Haberde "aday" olarak sunulan sekiz bayandan dördünün fotoğrafına yer verilmiştir. Bu "adaylar" portre fotoğrafı diyebileceğimiz görüntülerle ve tam da yukarıda çizilen imajlarıyla yer alırlar. Hata haber spikerleri oldukları düşünüldüğünde televizyon ekranındaki görüntüleri de portre düzeyindedir, göğüs hizalarından aşağısı çerçeveye girmez, girdiği zamanlarda da genellikle bir masanın arkasındadırlar. Kısacası bedenleri giyinik olarak bile bir bütün olarak görülmeyen kadınlardır. Haberde "adaylar"; CNBC'den "finans tanrıçası" olarak anılan Maria Bartiromo, CNN'den Willow Bay, yine aynı kanaldan Jennifer Westhoven ve Fox News Channel'dan Molly Falconer, Tech Tv'den Stacee Barcelata, Bloomberg'den Prue Lewarne ve Monica Bertran, CBS'den Susan McGinnis olarak sıralanır.

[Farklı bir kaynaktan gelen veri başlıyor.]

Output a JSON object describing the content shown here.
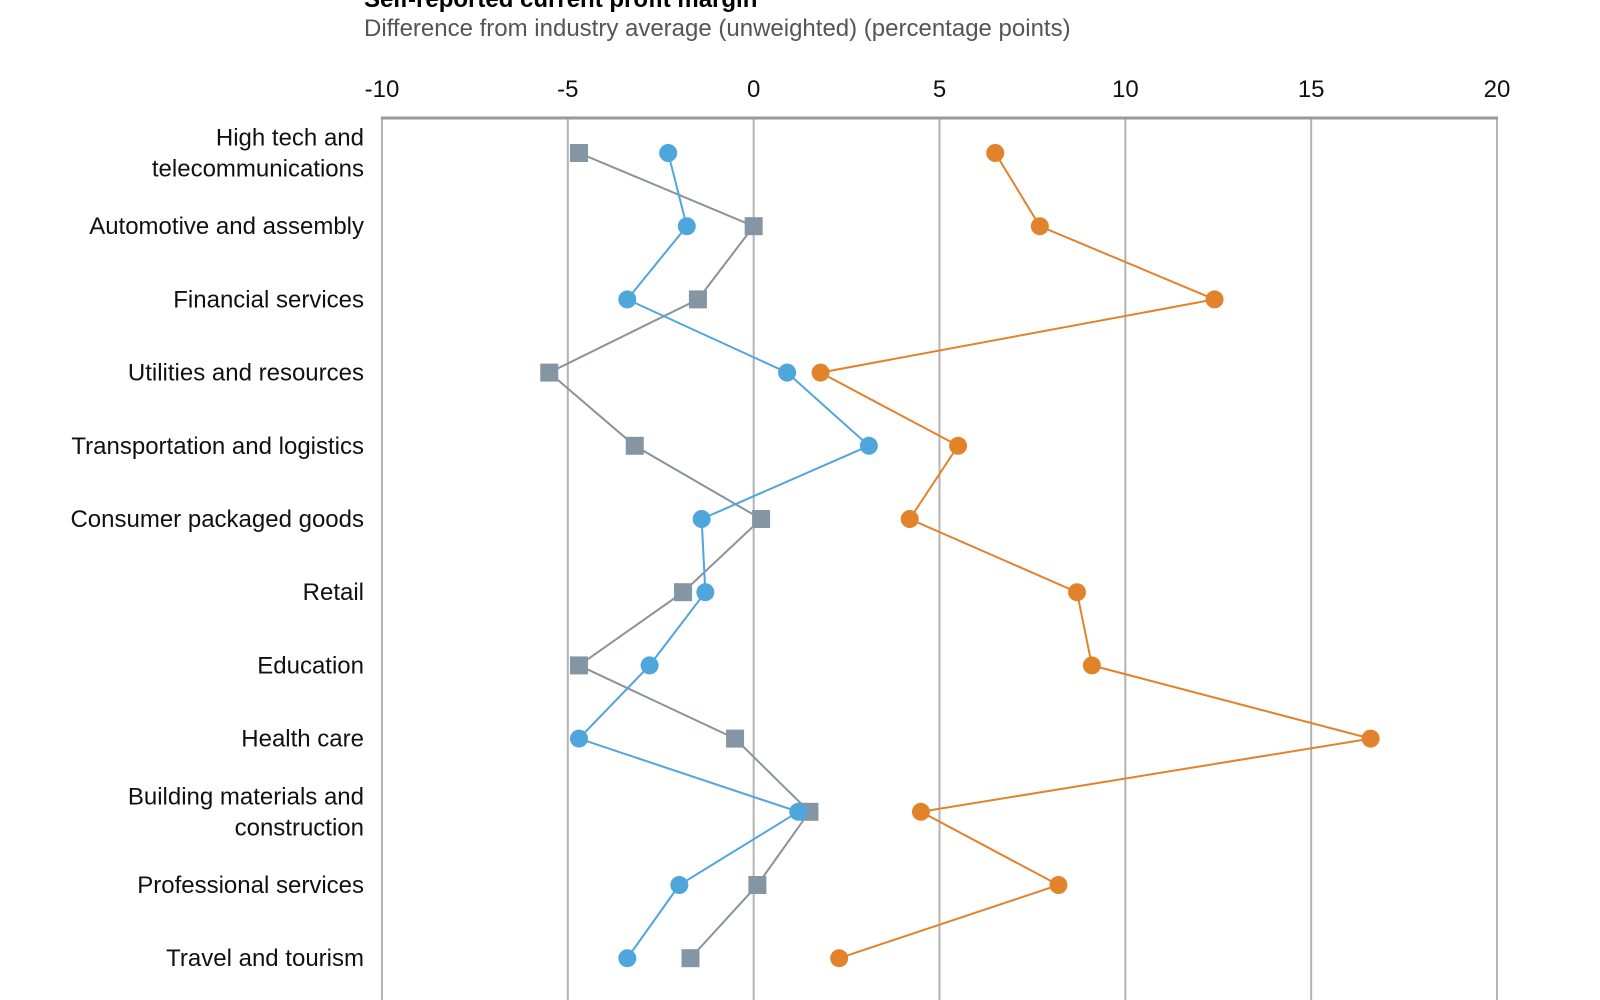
{
  "chart_data": {
    "type": "line",
    "title": "Self-reported current profit margin",
    "subtitle": "Difference from industry average (unweighted) (percentage points)",
    "xlabel": "",
    "ylabel": "",
    "xlim": [
      -10,
      20
    ],
    "x_ticks": [
      "-10",
      "-5",
      "0",
      "5",
      "10",
      "15",
      "20"
    ],
    "x_tick_values": [
      -10,
      -5,
      0,
      5,
      10,
      15,
      20
    ],
    "grid": "vertical",
    "orientation": "horizontal-categories",
    "categories": [
      [
        "High tech and",
        "telecommunications"
      ],
      [
        "Automotive and assembly"
      ],
      [
        "Financial services"
      ],
      [
        "Utilities and resources"
      ],
      [
        "Transportation and logistics"
      ],
      [
        "Consumer packaged goods"
      ],
      [
        "Retail"
      ],
      [
        "Education"
      ],
      [
        "Health care"
      ],
      [
        "Building materials and",
        "construction"
      ],
      [
        "Professional services"
      ],
      [
        "Travel and tourism"
      ]
    ],
    "series": [
      {
        "name": "gray-series",
        "marker": "square",
        "color": "#8496a3",
        "line_color": "#8a9399",
        "values": [
          -4.7,
          0.0,
          -1.5,
          -5.5,
          -3.2,
          0.2,
          -1.9,
          -4.7,
          -0.5,
          1.5,
          0.1,
          -1.7
        ]
      },
      {
        "name": "blue-series",
        "marker": "circle",
        "color": "#4ea6dc",
        "line_color": "#4ea6dc",
        "values": [
          -2.3,
          -1.8,
          -3.4,
          0.9,
          3.1,
          -1.4,
          -1.3,
          -2.8,
          -4.7,
          1.2,
          -2.0,
          -3.4
        ]
      },
      {
        "name": "orange-series",
        "marker": "circle",
        "color": "#e2832b",
        "line_color": "#e2832b",
        "values": [
          6.5,
          7.7,
          12.4,
          1.8,
          5.5,
          4.2,
          8.7,
          9.1,
          16.6,
          4.5,
          8.2,
          2.3
        ]
      }
    ]
  }
}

Haberin söylemi de en az Playboy'un teklifi kadar incelenmeye değerdir. Haberde "(dergi, anket sonucunda) en çok oy alacak adayın ödülünü de belirledi: seçilecek spikere çok yüksek bir ücret karşılığı çıplak poz verme teklifi götürülecek" sözleri yer alır. Gerek Playboy'un anketi, gerekse de buna ilişkin haber, medyada kadının temsiline ilişkin olarak söylenen pek çok şeyi sınamamıza imkan sağlar. Bilindiği gibi medyada kadın, genel olarak iki biçimde temsil edilir; "kutsal eş/anne" ve "cinsel obje". Yukarıda adı geçen kadınlar, "kutsal eş/anne" modeline uymayan, dolayısıyla ikinci temsil biçimine mahkum kalan kadınlardır. Connel, "hegemonik erkeklik"ten söz eder. Hegemonya, "mutlak kültürel egemenlik, seçeneklerin ortadan kaldırılması" anlamına gelmez. Ancak diğer örüntüler ve gruplar, ikincil konuma itilir (1998: 247). Başka bir ifadeyle farklı kadınlık ve erkekli biçimleri ikincil konuma itilir. Connell'ın ifdesiyle, "kadınlığın inşasının kaçınamayacağı egemenlik yapısı, Heteroseksüel erkeklerin küresel egemenliğinden başka bir şey değildir. Süreç, bu egemenliğe boyun eğme veya direnme etrafında kutuplaşma eğilimi" taşır (1998: 250, 251). Ancak bu direme de hegemonya pratikleri tarafından değer değersizleştirilir ya da ikincilleştirilir. Playboy'un kariyer sahibi kadınlara götürdüğü teklif de bu ikincilleştirmenin örneklerinden biridir.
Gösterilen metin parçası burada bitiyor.